Predigten aus der Praxis
Ansprachen für Sonn- und Festtage
Fest der Taufe des Herrn - Lesejahr B (Jes 55,1-11)
So spricht Gott, der Herr: Auf, ihr Durstigen, kommt alle zum Wasser! Auch wer kein Geld hat, soll kommen. Kauft Getreide, und esst, kommt und kauft ohne Geld, kauft Wein und Milch ohne Bezahlung! Warum bezahlt ihr mit Geld, was euch nicht nährt, und mit dem Lohn eurer Mühen, was euch nicht satt macht? Hört auf mich, dann bekommt ihr das Beste zu essen und könnt euch laben an fetten Speisen. Neigt euer Ohr mit zu, und kommt zu mir, hört, dann werdet ihr leben. Ich will einen ewigen Bund mit euch schließen gemäß der beständigen Huld, die ich David erwies. Seht her: Ich habe ihn zum Zeugen für die Völker gemacht, zum Fürsten und Gebieter der Nationen. Völker, die du nicht kennst, wirst du rufen; Völker, die dich nicht kennen, eilen zu dir, um des Herrn, deines Gottes, des Heiligen Israels willen, weil er dich herrlich gemacht hat. Sucht den Herrn, solange er sich finden lässt, ruft ihn an, solange er nahe ist. Der Ruchlose soll seinen Weg verlassen, der Frevler seine Pläne. Er kehre um zum Herrn, damit er Erbarmen hat mit ihm, und zu unserm Gott; denn er ist groß im Verzeihen. Meine Gedanken sind nicht eure Gedanken, und eure Wege sind nicht meine Wege - Spruch des Herrn. So hoch der Himmel über der Erde ist, so hoch erhaben sind meine Wege über eure Wege und meine Gedanken über eure Gedanken. Denn wie der Regen und der Schnee vom Himmel fällt und nicht dorthin zurückkehrt, sondern die Erde tränkt und sie zum Keimen und Sprossen bringt, wie der Sämann Samen gibt und Brot zum Essen, so ist es auch mit dem Wort, das meinen Mund verlässt: Es kehrt nicht leer zu mir zurück, sondern bewirkt, was ich will, und erreicht all das, wozu ich es ausgesandt habe. (Jes 55,1-11)

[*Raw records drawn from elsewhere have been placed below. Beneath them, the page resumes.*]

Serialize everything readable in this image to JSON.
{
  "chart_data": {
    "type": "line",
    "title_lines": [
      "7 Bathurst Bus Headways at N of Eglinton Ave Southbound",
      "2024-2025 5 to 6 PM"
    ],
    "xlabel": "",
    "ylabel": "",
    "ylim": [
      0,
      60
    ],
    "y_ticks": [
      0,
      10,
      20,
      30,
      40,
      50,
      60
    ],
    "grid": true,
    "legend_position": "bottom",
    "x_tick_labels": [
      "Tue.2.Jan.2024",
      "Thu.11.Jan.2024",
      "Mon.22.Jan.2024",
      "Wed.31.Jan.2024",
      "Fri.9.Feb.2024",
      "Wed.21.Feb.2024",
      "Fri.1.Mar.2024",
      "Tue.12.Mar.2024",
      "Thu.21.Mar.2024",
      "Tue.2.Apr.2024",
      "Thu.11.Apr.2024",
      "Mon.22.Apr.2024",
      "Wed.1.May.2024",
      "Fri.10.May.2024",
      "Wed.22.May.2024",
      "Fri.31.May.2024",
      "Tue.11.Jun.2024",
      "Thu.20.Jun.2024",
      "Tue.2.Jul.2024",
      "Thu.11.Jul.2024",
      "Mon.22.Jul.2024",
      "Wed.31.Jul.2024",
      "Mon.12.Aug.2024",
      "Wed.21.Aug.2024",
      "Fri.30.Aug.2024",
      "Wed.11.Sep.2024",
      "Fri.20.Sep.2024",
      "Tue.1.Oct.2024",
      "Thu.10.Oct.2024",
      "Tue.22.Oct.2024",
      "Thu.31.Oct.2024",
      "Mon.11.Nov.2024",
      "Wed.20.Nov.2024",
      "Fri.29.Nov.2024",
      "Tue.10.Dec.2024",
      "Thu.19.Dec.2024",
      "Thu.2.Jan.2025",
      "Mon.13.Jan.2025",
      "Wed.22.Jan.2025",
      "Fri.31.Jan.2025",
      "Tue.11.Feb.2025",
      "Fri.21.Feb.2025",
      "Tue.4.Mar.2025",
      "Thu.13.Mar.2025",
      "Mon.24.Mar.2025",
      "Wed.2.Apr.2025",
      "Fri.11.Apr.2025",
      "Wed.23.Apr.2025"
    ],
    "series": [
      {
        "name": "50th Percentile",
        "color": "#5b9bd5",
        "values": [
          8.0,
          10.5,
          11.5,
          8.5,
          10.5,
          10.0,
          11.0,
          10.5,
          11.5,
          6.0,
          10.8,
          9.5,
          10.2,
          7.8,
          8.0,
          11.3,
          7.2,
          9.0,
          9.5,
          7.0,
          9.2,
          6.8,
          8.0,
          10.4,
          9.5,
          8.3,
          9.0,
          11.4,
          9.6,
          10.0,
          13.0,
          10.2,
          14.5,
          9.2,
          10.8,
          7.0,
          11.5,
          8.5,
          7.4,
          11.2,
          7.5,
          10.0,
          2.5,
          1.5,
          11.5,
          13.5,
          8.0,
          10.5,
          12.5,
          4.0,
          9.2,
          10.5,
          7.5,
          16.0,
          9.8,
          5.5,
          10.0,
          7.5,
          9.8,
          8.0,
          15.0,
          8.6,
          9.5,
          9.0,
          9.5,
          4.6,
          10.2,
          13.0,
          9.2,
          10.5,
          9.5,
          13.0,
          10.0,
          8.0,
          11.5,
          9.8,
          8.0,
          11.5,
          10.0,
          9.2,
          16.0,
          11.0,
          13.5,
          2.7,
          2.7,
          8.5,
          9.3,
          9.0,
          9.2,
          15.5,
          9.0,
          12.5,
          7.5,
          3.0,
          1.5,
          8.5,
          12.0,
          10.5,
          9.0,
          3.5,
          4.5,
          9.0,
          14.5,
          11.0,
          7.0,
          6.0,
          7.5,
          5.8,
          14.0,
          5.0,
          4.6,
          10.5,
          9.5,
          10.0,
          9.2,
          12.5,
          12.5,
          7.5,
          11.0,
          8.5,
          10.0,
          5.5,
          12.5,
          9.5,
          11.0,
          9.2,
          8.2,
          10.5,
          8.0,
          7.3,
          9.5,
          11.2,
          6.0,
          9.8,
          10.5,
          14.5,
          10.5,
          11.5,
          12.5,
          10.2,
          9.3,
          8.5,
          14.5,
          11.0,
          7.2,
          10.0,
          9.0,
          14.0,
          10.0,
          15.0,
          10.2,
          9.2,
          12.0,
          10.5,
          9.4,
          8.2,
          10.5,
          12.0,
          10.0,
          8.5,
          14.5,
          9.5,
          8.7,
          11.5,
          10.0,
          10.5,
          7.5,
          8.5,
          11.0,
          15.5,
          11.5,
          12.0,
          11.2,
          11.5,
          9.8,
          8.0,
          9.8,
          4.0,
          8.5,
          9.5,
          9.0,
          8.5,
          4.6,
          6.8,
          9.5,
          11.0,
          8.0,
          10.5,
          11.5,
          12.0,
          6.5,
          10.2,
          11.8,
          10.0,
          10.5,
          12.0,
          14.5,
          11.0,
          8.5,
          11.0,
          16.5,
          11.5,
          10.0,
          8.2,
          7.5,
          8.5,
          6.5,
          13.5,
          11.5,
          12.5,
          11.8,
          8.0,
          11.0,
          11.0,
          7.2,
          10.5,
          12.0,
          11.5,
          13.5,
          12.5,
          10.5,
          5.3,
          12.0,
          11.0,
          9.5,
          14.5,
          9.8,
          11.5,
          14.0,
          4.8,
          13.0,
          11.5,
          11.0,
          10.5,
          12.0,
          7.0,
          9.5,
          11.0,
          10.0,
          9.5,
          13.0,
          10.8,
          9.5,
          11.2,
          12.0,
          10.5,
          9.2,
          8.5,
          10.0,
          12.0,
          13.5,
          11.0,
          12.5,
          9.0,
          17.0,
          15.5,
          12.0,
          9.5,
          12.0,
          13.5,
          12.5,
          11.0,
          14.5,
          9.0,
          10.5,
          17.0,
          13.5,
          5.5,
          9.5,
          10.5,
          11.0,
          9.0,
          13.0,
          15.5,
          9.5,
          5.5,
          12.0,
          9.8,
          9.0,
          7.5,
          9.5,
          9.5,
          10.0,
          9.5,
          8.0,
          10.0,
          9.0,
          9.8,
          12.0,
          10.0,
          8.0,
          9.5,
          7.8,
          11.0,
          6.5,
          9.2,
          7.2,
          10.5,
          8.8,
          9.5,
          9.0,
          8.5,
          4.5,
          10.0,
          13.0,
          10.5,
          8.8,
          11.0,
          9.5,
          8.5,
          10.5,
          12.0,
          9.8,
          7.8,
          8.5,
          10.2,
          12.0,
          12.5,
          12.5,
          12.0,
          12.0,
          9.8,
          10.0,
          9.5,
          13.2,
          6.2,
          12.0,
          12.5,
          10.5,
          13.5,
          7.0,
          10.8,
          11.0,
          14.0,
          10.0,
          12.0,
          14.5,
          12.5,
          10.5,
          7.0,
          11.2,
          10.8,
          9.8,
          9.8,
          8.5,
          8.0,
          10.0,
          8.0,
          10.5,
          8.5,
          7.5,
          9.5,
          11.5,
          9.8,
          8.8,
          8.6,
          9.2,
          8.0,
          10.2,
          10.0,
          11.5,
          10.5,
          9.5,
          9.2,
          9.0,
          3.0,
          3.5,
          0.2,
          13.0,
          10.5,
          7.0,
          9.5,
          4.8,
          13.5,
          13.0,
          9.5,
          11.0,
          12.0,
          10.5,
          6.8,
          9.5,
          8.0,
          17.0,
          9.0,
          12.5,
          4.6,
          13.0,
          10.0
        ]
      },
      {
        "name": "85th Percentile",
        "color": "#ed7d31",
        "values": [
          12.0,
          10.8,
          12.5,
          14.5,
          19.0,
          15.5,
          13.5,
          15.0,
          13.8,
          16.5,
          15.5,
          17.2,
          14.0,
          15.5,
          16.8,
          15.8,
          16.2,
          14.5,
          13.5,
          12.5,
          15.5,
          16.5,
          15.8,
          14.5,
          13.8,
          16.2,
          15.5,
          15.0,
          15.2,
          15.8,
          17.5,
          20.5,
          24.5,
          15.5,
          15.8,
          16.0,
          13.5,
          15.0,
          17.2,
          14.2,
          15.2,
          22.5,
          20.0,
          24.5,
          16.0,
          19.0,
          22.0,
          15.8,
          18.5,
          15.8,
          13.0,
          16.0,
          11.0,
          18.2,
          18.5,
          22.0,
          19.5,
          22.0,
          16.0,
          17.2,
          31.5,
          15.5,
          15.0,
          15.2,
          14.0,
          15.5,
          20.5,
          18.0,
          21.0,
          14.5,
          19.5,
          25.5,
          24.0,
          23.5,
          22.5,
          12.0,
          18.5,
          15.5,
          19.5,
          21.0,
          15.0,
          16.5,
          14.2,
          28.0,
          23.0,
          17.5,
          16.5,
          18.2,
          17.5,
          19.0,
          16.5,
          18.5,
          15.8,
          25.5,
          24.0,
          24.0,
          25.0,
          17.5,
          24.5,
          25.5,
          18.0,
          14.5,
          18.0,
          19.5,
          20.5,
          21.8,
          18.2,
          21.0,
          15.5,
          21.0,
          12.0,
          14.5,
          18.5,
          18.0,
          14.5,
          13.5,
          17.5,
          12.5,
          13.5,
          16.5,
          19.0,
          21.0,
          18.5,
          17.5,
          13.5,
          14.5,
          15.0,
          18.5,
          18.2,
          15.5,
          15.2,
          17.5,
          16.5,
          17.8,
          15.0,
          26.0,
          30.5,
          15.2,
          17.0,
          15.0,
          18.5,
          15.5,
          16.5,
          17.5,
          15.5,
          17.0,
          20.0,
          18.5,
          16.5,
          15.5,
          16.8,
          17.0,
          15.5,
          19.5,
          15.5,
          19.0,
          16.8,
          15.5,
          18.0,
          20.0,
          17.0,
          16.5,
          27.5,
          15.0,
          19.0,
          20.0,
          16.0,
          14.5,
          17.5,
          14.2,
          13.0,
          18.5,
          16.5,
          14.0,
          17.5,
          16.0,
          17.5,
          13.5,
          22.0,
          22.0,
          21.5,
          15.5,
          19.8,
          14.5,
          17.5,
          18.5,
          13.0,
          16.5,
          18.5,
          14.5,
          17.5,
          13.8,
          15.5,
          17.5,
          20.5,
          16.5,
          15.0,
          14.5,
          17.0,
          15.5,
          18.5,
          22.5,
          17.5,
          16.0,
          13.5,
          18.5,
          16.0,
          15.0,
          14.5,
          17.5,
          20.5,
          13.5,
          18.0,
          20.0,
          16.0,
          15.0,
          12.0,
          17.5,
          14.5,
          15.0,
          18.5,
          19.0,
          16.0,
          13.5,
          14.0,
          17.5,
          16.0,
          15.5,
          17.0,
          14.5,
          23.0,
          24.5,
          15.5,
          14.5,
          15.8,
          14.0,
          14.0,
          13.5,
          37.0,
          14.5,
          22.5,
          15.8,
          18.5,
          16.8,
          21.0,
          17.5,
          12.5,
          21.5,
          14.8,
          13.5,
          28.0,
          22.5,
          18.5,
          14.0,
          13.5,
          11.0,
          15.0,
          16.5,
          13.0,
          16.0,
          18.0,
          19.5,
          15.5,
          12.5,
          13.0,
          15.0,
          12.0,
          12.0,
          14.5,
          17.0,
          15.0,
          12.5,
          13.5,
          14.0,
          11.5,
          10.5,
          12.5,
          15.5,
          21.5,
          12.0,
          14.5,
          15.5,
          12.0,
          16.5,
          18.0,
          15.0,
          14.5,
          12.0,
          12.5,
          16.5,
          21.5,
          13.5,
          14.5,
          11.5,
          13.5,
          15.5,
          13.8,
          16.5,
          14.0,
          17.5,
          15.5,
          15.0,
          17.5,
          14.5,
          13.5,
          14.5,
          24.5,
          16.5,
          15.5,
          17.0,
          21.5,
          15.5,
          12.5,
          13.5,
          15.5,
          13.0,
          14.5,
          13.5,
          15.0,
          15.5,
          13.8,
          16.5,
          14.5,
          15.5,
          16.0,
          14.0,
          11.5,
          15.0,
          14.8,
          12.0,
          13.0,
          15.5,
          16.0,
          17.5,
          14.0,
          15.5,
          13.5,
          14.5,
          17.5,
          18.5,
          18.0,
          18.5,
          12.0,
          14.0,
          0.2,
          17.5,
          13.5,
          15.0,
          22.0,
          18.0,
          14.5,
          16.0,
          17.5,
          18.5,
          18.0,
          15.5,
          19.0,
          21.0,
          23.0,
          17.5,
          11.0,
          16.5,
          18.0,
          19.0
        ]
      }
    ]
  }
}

Wann ist es wohl vorbei? Wann kommt der Tag, an dem dann nichts mehr gehen wird? Wann wird er sich dann wohl nicht mehr finden lassen?
Liebe Schwestern und Brüder,
die Warnung ist ja nur allzu deutlich: "Sucht den Herrn, solange er sich finden lässt!" - hieß es eben in der Lesung aus dem Jesajabuch. Und das klingt ja ganz schön bedrohlich!
Da schwingt ja mit, dass die Chance zu Gott und zum Glauben an ihn zu finden, irgendwann einmal vertan sein wird. Und wann wird das wohl sein?
Ich frage das jetzt nicht so sehr unseretwegen, denn wir alle hier haben ja einen Weg zu Gott gefunden - sonst wären wir heute schließlich nicht hier. Aber wie ist das mit den anderen, mit den Menschen, die uns wichtig sind und denen wir bei der Suche nach Gott gerne helfen würden. Wann ist es für sie vorbei? Wann ist die Tür zugeschlagen? Wann lässt er sich dann nicht mehr finden?
Die meisten von uns wurden ja schon als Kinder getauft und sind auf diese Art und Weise in unseren Glauben hineingewachsen. Und das war in der Vergangenheit so selbstverständlich, dass wir uns etwas anderes nur ganz schwer vorstellen können; so selbstverständlich, dass wir schon gar nicht mehr wissen, wie man den Glauben anders weitergeben kann, anders als an Kinder eben.
Und deshalb werden so manche die Frage auch damit beantworten: Wenn wir Menschen als Kinder nicht mehr erreichen, dann ist es vorbei, dann gibt es kaum noch eine Chance dafür, dann sind sie für uns, für den Glauben, eigentlich schon fast verloren.
Und deshalb ist die Sorge vielerorts ausgesprochen groß, dann nämlich, wenn wir realisieren, dass immer weniger Kinder getauft werden. In Bruchsal ist es schließlich mittlerweile nicht einmal mehr ein Drittel der Kinder überhaupt!
Dann hoffen wir noch auf die Kindergartenzeit oder auf die Anmeldung zur Erstkommunion. Und wir verzweifeln fast, wenn wir bei der Vorbereitung auf die Firmung feststellen müssen, dass von denen, die zu guter Letzt dann überhaupt noch getauft worden sind, letztlich wieder nur ein Bruchteil für Glauben und religiöse Praxis auch nur ansatzweise zu begeistern ist.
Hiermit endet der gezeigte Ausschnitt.